Our purpose is to get the most recent event with specific fields by "dedup" command in indexer cluster
We have read a similar case according to this link, but still confused about the usage of dedup.:
https://answers.splunk.com/answers/323510/how-to-keep-all-most-recent-events-for-a-specific.html
The following is our case
Event sample (index=myIndex)
conditions:
(1) 1 search-head + 2 indexer instances (we use index cluster)
(2) each event have one duplicated record (marked "duplicated event")
2019-12-04 12:00:00, machine=serverA, result=pass # duplicated event
2019-12-04 12:00:00, machine=serverA, result=pass
2019-12-04 12:00:00, machine=serverB, result=pass # duplicated event
2019-12-04 12:00:00, machine=serverB, result=pass
2019-12-03 12:00:00, machine=serverA, result=fail # duplicated event
2019-12-03 12:00:00, machine=serverA, result=fail
2019-12-03 12:00:00, machine=serverB, result=fail # duplicated event
2019-12-03 12:00:00, machine=serverB, result=fail
We want to get the most recent server's result per day, such as
Taget result
2019-12-04 12:00:00, machine=serverA, result=pass
2019-12-04 12:00:00, machine=serverB, result=pass
2019-12-03 12:00:00, machine=serverA, result=fail
2019-12-03 12:00:00, machine=serverB, result=fail
SPL query
index=myIndex
| dedup _time machine
Question:
Does "dedup" command "always" return the most recent events based on the specific fields crossing multiple indexers?
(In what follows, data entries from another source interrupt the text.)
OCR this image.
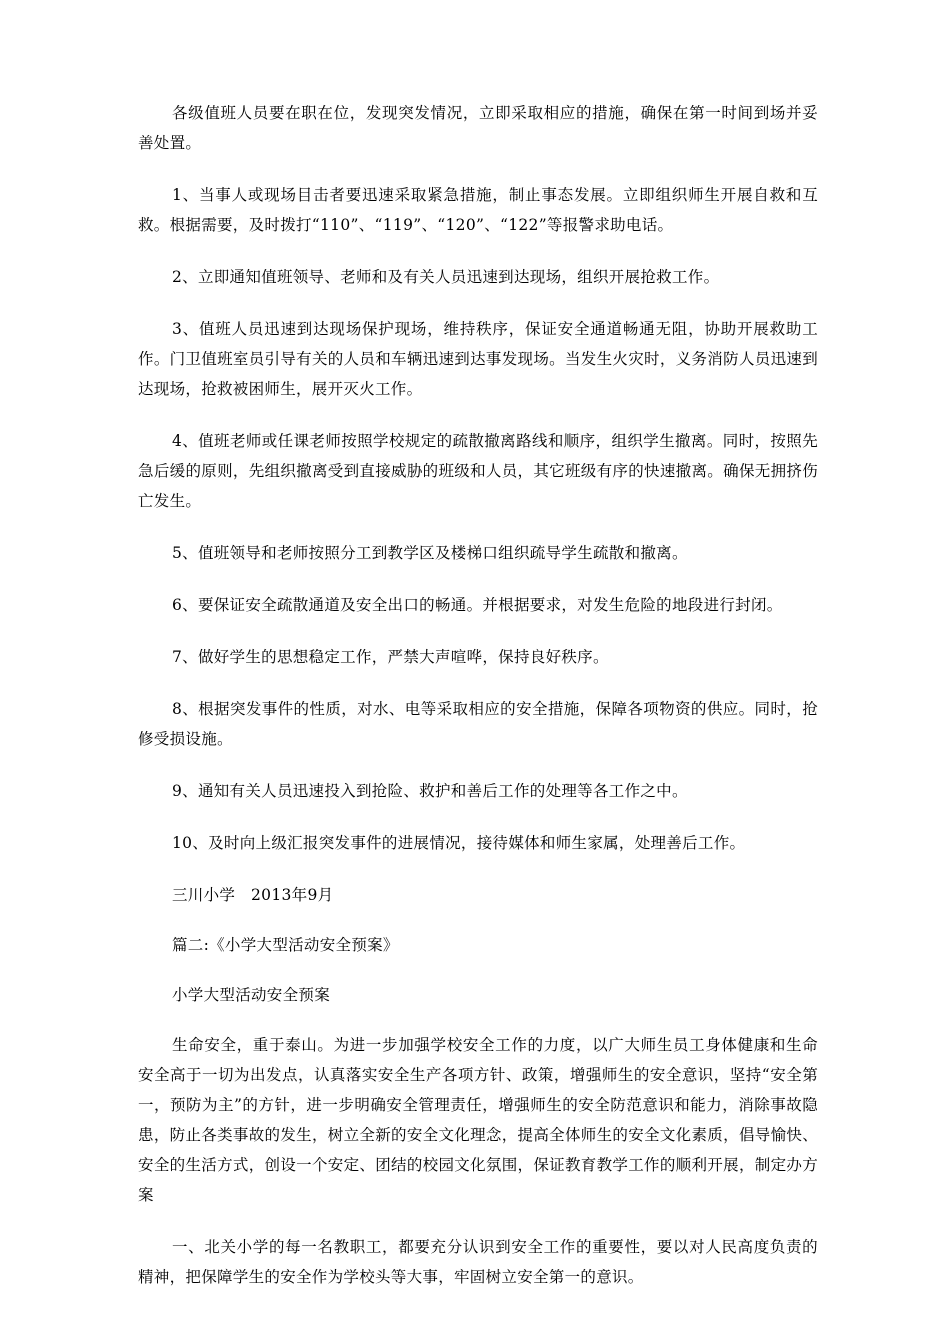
各级值班人员要在职在位，发现突发情况，立即采取相应的措施，确保在第一时间到场并妥善处置。

1、当事人或现场目击者要迅速采取紧急措施，制止事态发展。立即组织师生开展自救和互救。根据需要，及时拨打“110”、“119”、“120”、“122”等报警求助电话。

2、立即通知值班领导、老师和及有关人员迅速到达现场，组织开展抢救工作。

3、值班人员迅速到达现场保护现场，维持秩序，保证安全通道畅通无阻，协助开展救助工作。门卫值班室员引导有关的人员和车辆迅速到达事发现场。当发生火灾时，义务消防人员迅速到达现场，抢救被困师生，展开灭火工作。

4、值班老师或任课老师按照学校规定的疏散撤离路线和顺序，组织学生撤离。同时，按照先急后缓的原则，先组织撤离受到直接威胁的班级和人员，其它班级有序的快速撤离。确保无拥挤伤亡发生。

5、值班领导和老师按照分工到教学区及楼梯口组织疏导学生疏散和撤离。

6、要保证安全疏散通道及安全出口的畅通。并根据要求，对发生危险的地段进行封闭。

7、做好学生的思想稳定工作，严禁大声喧哗，保持良好秩序。

8、根据突发事件的性质，对水、电等采取相应的安全措施，保障各项物资的供应。同时，抢修受损设施。

9、通知有关人员迅速投入到抢险、救护和善后工作的处理等各工作之中。

10、及时向上级汇报突发事件的进展情况，接待媒体和师生家属，处理善后工作。

三川小学　2013年9月

篇二:《小学大型活动安全预案》

小学大型活动安全预案

生命安全，重于泰山。为进一步加强学校安全工作的力度，以广大师生员工身体健康和生命安全高于一切为出发点，认真落实安全生产各项方针、政策，增强师生的安全意识，坚持“安全第一，预防为主”的方针，进一步明确安全管理责任，增强师生的安全防范意识和能力，消除事故隐患，防止各类事故的发生，树立全新的安全文化理念，提高全体师生的安全文化素质，倡导愉快、安全的生活方式，创设一个安定、团结的校园文化氛围，保证教育教学工作的顺利开展，制定办方案

一、北关小学的每一名教职工，都要充分认识到安全工作的重要性，要以对人民高度负责的精神，把保障学生的安全作为学校头等大事，牢固树立安全第一的意识。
According to our case, If we apply the spl query based on our condition, can we always get the target result?
dedup
"removes the events that contain an identical combination of values for the fields that you specify", so as long as all of the logs are being pulled in to your searchhead from all of the indexers (which it looks like from your query results that they are), then yes, it will grab just one of them since you've specified those two fields. "Events returned by dedup are based on search order. For historical searches, the most recent events are searched first." So without a sort, it will just go in descending _time order, as that is the default for how Splunk reads in logs for historical (time based) searches. You can sort by _time or other fields as well with dedup
https://docs.splunk.com/Documentation/Splunk/latest/SearchReference/dedup#Optional_arguments
dedup _time machine sortby -_time
This doesn't make a ton of sense in this case because you're already specifying _time as a field to dedup on but a thought for the future. That being said, you can also leverage the stats
command, as this will give you more control over what exactly you want to be passed through, and with less fuzziness on what Splunk chose to dedup. Example:
stats values(result) by _time, machine
will return the unique set of results for each _time/machine pairing. I prefer this because it's very clear exactly what you're doing, and you can also more easily compare by switching values
to list
to see what is duplicated!
Hope this helps.
Thanks for your answer! it's really helpful.
We have considered using stats
before, but there were two reasons why we use dedup
rather than stats
performance aspect
if dedup
command only searchs the first matching event, does that mean the performance will be much better than stats
?
query complexity
if we have to deal with many fields, such as
2019-12-04 12:00:00, machine=A, field1=x1 field2=x2 field2=x2 field3=x3......field100=x100
2019-12-04 12:00:00, machine=A, field1=x1 field2=x2 field2=x2 field3=x3......field100=x100
2019-12-03 12:00:00, machine=A, field1=x1 field2=x2 field2=x2 field3=x3......field100=x100
2019-12-03 12:00:00, machine=A, field1=x1 field2=x2 field2=x2 field3=x3......field100=x100
we can just use a very simple query to get the most recent result per day per machine
| dedup _time machine
2019-12-04 12:00:00, machine=A, field1=x1 field2=x2 field2=x2 field3=x3......field100=x100
2019-12-03 12:00:00, machine=A, field1=x1 field2=x2 field2=x2 field3=x3......field100=x100
on the other hand, it will be more complected if we use stats
to deal with each field, such as
|stats latest(field1), latest(field2)... by _time machine
I'm not sure our consideration making sense or not, do you have any advice for this case?